Keynote Talk:

Building Models of Reality for Mixed Reality, Contextual AI and Robotics

Project Aria and the Digital Twin Catalog

• Introduction of DTC dataset
  • Dataset composition
  • New online dataset explorer
  • Open-source SOTA 3D object reconstruction baseline methods
• Introduction of Aria Gen 2

Capturing Reality End-to-End: Fast, Texture-Ready Digital Twins with Dynamics and Articulation

Building usable 3D digital twins demands methods that work with realistic inputs and produce simulation-ready assets. This talk traces a practical pipeline that starts with Dynamic Gaussians Mesh (DG-Mesh)—the first approach to extract time-consistent, high-fidelity meshes with cross-frame correspondences from a casual video of a non-rigid scene. We then move to LARM, which needs only a handful of viewpoints to recover detailed geometry, textures, and joint skeletons for complex articulated objects, and to PartUV, which turns noisy reconstructions into clean, part-aligned UV maps for texturing. Finally, we show how ManiSkill 3 ingests these assets and drives GPU-parallel physics at tens of thousands of frames per second, closing the loop from monocular capture to large-scale simulation.

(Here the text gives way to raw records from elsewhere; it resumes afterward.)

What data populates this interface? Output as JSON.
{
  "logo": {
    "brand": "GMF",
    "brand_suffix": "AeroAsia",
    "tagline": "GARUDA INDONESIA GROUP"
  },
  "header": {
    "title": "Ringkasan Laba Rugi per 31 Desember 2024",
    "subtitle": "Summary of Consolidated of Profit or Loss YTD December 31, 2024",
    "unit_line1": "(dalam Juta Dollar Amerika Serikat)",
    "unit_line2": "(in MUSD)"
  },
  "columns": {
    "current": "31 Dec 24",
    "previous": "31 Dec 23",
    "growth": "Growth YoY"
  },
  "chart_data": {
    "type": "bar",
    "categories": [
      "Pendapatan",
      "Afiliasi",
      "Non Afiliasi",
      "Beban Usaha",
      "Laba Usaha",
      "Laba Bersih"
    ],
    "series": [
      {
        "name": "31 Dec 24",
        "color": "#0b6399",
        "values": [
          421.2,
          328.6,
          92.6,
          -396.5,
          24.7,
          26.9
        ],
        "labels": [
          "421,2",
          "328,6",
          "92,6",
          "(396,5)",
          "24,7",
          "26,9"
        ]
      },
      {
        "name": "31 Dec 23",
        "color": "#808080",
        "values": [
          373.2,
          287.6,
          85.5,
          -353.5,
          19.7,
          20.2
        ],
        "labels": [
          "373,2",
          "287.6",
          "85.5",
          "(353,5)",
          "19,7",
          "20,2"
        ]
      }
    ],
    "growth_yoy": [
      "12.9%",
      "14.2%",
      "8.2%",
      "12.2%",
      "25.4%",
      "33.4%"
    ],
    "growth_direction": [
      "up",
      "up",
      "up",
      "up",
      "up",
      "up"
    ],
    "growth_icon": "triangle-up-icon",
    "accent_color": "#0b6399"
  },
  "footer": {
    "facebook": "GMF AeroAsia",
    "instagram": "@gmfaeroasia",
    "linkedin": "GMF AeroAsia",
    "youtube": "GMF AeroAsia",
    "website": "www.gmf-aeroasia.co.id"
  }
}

4D Digital Twins from Videos in the Wild

Creating 3D digital twins from real-world visual data remains a major challenge, particularly in dynamic environments or when observations are sparse. In this talk, I’ll present our recent work on a streaming 3D reconstruction framework that recovers geometry from sparse-view inputs, in-paints missing regions, and handles the reconstruction of dynamic scenes online. I’ll then introduce approaches that jointly perform reconstruction and tracking, moving toward more complete and coherent digital twins of complex, real-world environments.

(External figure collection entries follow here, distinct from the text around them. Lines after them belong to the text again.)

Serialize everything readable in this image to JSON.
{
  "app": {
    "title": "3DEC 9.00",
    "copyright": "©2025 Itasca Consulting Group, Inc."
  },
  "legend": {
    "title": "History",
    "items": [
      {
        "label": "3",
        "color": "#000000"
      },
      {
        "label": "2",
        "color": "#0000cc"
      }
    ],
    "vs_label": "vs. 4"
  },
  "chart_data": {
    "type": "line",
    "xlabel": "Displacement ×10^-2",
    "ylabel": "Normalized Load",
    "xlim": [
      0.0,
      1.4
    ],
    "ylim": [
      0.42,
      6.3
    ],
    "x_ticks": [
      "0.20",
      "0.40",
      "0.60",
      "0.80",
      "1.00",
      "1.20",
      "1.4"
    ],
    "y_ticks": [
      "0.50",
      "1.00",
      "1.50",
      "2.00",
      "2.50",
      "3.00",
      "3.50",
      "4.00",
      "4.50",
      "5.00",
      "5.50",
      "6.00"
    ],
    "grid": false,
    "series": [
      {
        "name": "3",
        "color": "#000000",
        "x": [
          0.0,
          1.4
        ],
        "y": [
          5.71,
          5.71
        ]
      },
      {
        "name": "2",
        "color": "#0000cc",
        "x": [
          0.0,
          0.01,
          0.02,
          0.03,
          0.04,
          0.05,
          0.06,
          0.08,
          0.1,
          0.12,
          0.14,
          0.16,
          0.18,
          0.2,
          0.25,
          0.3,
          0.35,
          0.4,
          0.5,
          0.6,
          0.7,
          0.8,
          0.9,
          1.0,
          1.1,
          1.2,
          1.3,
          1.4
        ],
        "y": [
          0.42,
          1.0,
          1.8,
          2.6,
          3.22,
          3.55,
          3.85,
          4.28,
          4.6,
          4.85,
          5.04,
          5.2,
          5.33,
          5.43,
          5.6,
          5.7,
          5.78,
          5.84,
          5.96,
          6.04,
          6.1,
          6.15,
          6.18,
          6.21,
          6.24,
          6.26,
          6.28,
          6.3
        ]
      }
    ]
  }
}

Feed-forward digital twins

Traditional 3D reconstruction and photogrammetry systems make use of iterative optimisation techniques such as bundle adjustment and fitting neural radiance fields or 3D Gaussian Splatting. In this talk, I will discuss new, powerful neural networks that can solve these tasks in a feed-forward manner. I will first introduce VGGT, a transformer network that can perform 3D reconstruction similar to COLMAP, but do so quickly, reliably, and, most importantly, by utilising only off-the-shelf components, with no optimisation involved in post-processing. I will then discuss Twinner, a network that can reconstruct not only the 3D shape of objects, but also their materials and scene illumination. The latter allows the model to be trained on real multi-view data.

Neural Relightable Assets

Representing, capturing and generating 3D objects has been a very active research area. However, many of the methods either bake the lighting (i.e., only solve the "novel view synthesis" problem) or assume restrictive shading models. I will offer some ways to capture and represent fully relightable 3D assets that do not make assumptions on specific shading models, and can be inserted and rendered in new scenes under new lighting conditions.

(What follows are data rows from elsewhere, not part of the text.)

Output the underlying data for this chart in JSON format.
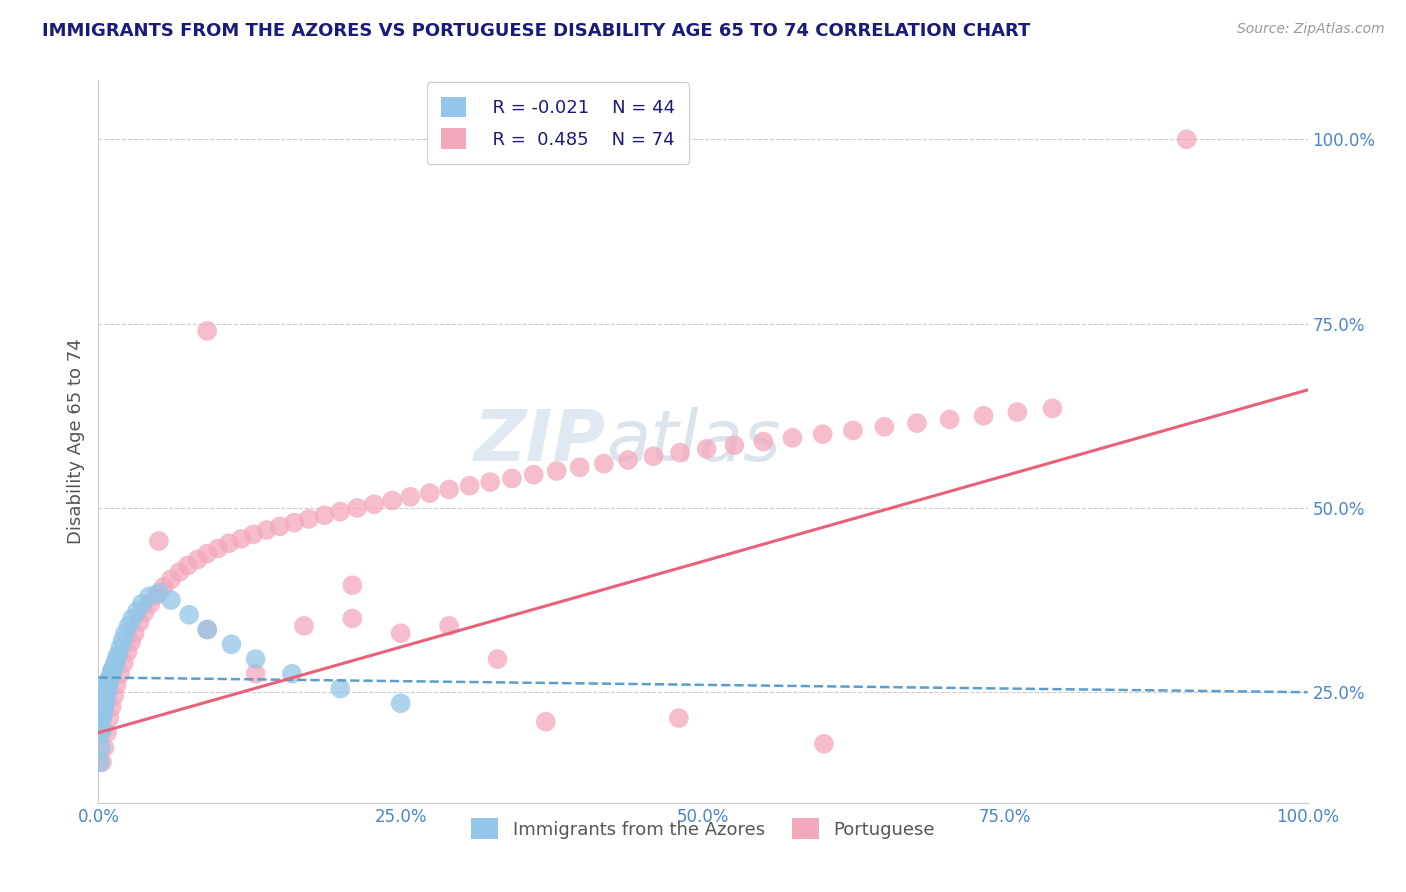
{
  "title": "IMMIGRANTS FROM THE AZORES VS PORTUGUESE DISABILITY AGE 65 TO 74 CORRELATION CHART",
  "source_text": "Source: ZipAtlas.com",
  "ylabel": "Disability Age 65 to 74",
  "watermark_zip": "ZIP",
  "watermark_atlas": "atlas",
  "legend_r1": "R = -0.021",
  "legend_n1": "N = 44",
  "legend_r2": "R =  0.485",
  "legend_n2": "N = 74",
  "series1_label": "Immigrants from the Azores",
  "series2_label": "Portuguese",
  "color_blue": "#93c6e8",
  "color_pink": "#f4a8bc",
  "color_blue_line": "#5b9dcc",
  "color_pink_line": "#e8607a",
  "title_color": "#1a1a7a",
  "legend_text_color": "#1a1a7a",
  "axis_label_color": "#4a86c8",
  "grid_color": "#cccccc",
  "background_color": "#ffffff",
  "xlim": [
    0.0,
    1.0
  ],
  "ylim": [
    0.1,
    1.08
  ],
  "xticks": [
    0.0,
    0.25,
    0.5,
    0.75,
    1.0
  ],
  "xtick_labels": [
    "0.0%",
    "25.0%",
    "50.0%",
    "75.0%",
    "100.0%"
  ],
  "yticks": [
    0.25,
    0.5,
    0.75,
    1.0
  ],
  "ytick_labels": [
    "25.0%",
    "50.0%",
    "75.0%",
    "100.0%"
  ],
  "series1_x": [
    0.001,
    0.002,
    0.002,
    0.003,
    0.003,
    0.004,
    0.004,
    0.005,
    0.005,
    0.006,
    0.006,
    0.007,
    0.007,
    0.008,
    0.008,
    0.009,
    0.009,
    0.01,
    0.01,
    0.011,
    0.011,
    0.012,
    0.012,
    0.013,
    0.014,
    0.015,
    0.016,
    0.018,
    0.02,
    0.022,
    0.025,
    0.028,
    0.032,
    0.036,
    0.042,
    0.05,
    0.06,
    0.075,
    0.09,
    0.11,
    0.13,
    0.16,
    0.2,
    0.25
  ],
  "series1_y": [
    0.155,
    0.175,
    0.195,
    0.2,
    0.215,
    0.22,
    0.225,
    0.23,
    0.235,
    0.24,
    0.245,
    0.248,
    0.255,
    0.258,
    0.262,
    0.265,
    0.268,
    0.27,
    0.272,
    0.275,
    0.278,
    0.28,
    0.282,
    0.285,
    0.29,
    0.295,
    0.3,
    0.31,
    0.32,
    0.33,
    0.34,
    0.35,
    0.36,
    0.37,
    0.38,
    0.385,
    0.375,
    0.355,
    0.335,
    0.315,
    0.295,
    0.275,
    0.255,
    0.235
  ],
  "series2_x": [
    0.003,
    0.005,
    0.007,
    0.009,
    0.011,
    0.013,
    0.015,
    0.018,
    0.021,
    0.024,
    0.027,
    0.03,
    0.034,
    0.038,
    0.043,
    0.048,
    0.054,
    0.06,
    0.067,
    0.074,
    0.082,
    0.09,
    0.099,
    0.108,
    0.118,
    0.128,
    0.139,
    0.15,
    0.162,
    0.174,
    0.187,
    0.2,
    0.214,
    0.228,
    0.243,
    0.258,
    0.274,
    0.29,
    0.307,
    0.324,
    0.342,
    0.36,
    0.379,
    0.398,
    0.418,
    0.438,
    0.459,
    0.481,
    0.503,
    0.526,
    0.55,
    0.574,
    0.599,
    0.624,
    0.65,
    0.677,
    0.704,
    0.732,
    0.76,
    0.789,
    0.05,
    0.09,
    0.13,
    0.17,
    0.21,
    0.25,
    0.29,
    0.33,
    0.09,
    0.21,
    0.37,
    0.48,
    0.6,
    0.9
  ],
  "series2_y": [
    0.155,
    0.175,
    0.195,
    0.215,
    0.23,
    0.245,
    0.26,
    0.275,
    0.29,
    0.305,
    0.318,
    0.33,
    0.345,
    0.358,
    0.37,
    0.382,
    0.393,
    0.403,
    0.413,
    0.422,
    0.43,
    0.438,
    0.445,
    0.452,
    0.458,
    0.464,
    0.47,
    0.475,
    0.48,
    0.485,
    0.49,
    0.495,
    0.5,
    0.505,
    0.51,
    0.515,
    0.52,
    0.525,
    0.53,
    0.535,
    0.54,
    0.545,
    0.55,
    0.555,
    0.56,
    0.565,
    0.57,
    0.575,
    0.58,
    0.585,
    0.59,
    0.595,
    0.6,
    0.605,
    0.61,
    0.615,
    0.62,
    0.625,
    0.63,
    0.635,
    0.455,
    0.335,
    0.275,
    0.34,
    0.395,
    0.33,
    0.34,
    0.295,
    0.74,
    0.35,
    0.21,
    0.215,
    0.18,
    1.0
  ],
  "trend1_x0": 0.0,
  "trend1_x1": 1.0,
  "trend1_y0": 0.27,
  "trend1_y1": 0.25,
  "trend2_x0": 0.0,
  "trend2_x1": 1.0,
  "trend2_y0": 0.195,
  "trend2_y1": 0.66
}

Physics-based inverse rendering

Abstract: Inferring the shape and material of an object is a crucial ingredient for building digital twins of real-world objects. To this end, recent advances in physics-based differentiable rendering have enabled analysis-by-synthesis solutions capable of taking complex light transport effects (e.g., soft shadows and inter-reflections) into consideration. In this talk, I will present some of our recent works in this direction and discuss many remaining challenges.

Discussion Panel - 3D Digital Twin R&D across Robotics, Vision, and Graphics

This session brings together experts from all three disciplines to explore current challenges and future directions in digital-twin research. Audience questions will be collected in advance via Google Form, allowing the panel to address the most pressing topics. We’ll reserve the final 15 minutes for spontaneous, on-site questions to encourage lively, real-time interaction.